A recent memory came just a few weeks ago after the devastating gas explosion and fire in San Bruno, California. About 1967 or 1968, my grandfather was building a tank for Pacific Gas & Electric just a few miles to the north of where the recent explosion occurred. She described the job site, how their trailer was parked on the site, what they did on the weekends, etc.
I also prepared a spreadsheet for my mother listing years along the side and columns across the top. Because she remembers where she attended school each year and can sometimes even remember the month they moved from one place to another, I wanted them to work together. I knew that my mom could prompt grandma's memory. I also wanted my mom to list her teacher and a significant memory from each of those places. She still speaks fondly of the woman who read "Little House in the Big Woods" to the class. She made sure my sister and I read those stories as children and now I am beginning to read them to my oldest daughter.
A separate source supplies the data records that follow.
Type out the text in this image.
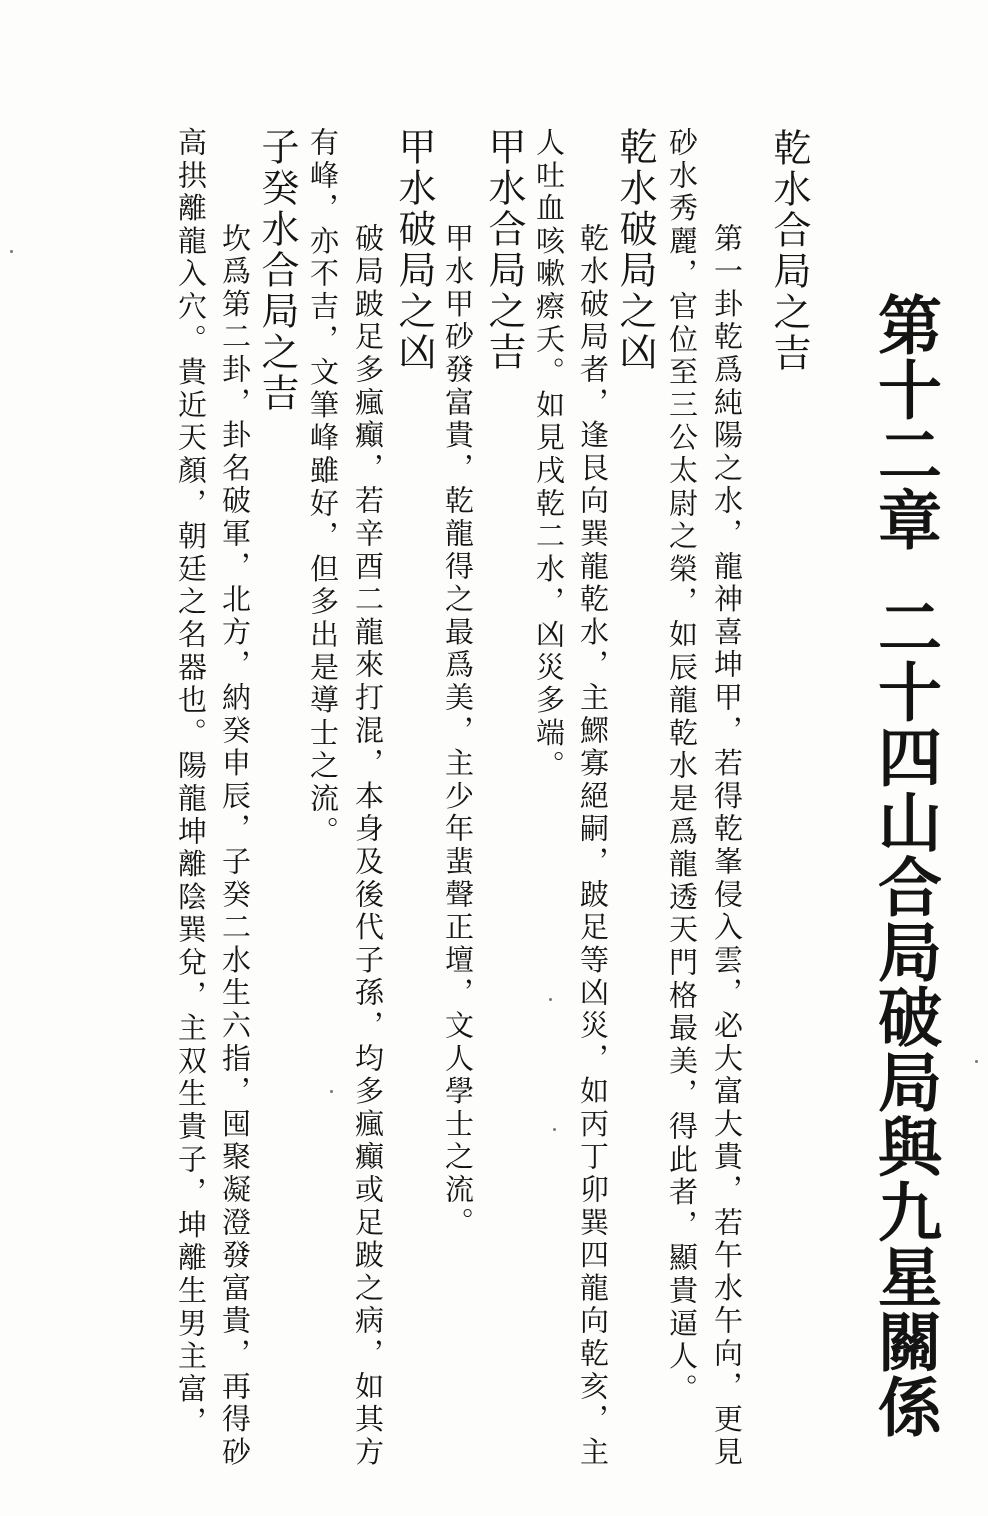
第十二章二十四山合局破局與九星關係
乾水合局之吉
　第一卦乾爲純陽之水，龍神喜坤甲，若得乾峯侵入雲，必大富大貴，若午水午向，更見
砂水秀麗，官位至三公太尉之榮，如辰龍乾水是爲龍透天門格最美，得此者，顯貴逼人。
乾水破局之凶
　乾水破局者，逢艮向巽龍乾水，主鰥寡絕嗣，跛足等凶災，如丙丁卯巽四龍向乾亥，主
人吐血咳嗽瘵夭。如見戌乾二水，凶災多端。
甲水合局之吉
　甲水甲砂發富貴，乾龍得之最爲美，主少年蜚聲正壇，文人學士之流。
甲水破局之凶
　破局跛足多瘋癲，若辛酉二龍來打混，本身及後代子孫，均多瘋癲或足跛之病，如其方
有峰，亦不吉，文筆峰雖好，但多出是導士之流。
子癸水合局之吉
　坎爲第二卦，卦名破軍，北方，納癸申辰，子癸二水生六指，囤聚凝澄發富貴，再得砂
高拱離龍入穴。貴近天顏，朝廷之名器也。陽龍坤離陰巽兌，主双生貴子，坤離生男主富，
It has been probably three weeks since I gave those pages to my mom and grandma. We haven't really talked much about them and I hadn't asked about their progress. Last night my mother called me as she was on the way to taking my grandmother to the emergency room. My mother suspected she had a mini-stroke. My mother's suspicions were confirmed as the doctor diagnosed a TIA and gave them instructions on follow-up appointments for today. As I write this, I am waiting for another update.
If there is a moral to this story it is this: do not wait. Do not wait to document stories. Do not wait to label photographs with the only person who knows who is in the pictures. And above all else, do not wait to visit the doctor. Go now to get your blood pressure and cholesterol checked and whatever other pertinent screenings you need. Your family will thank you.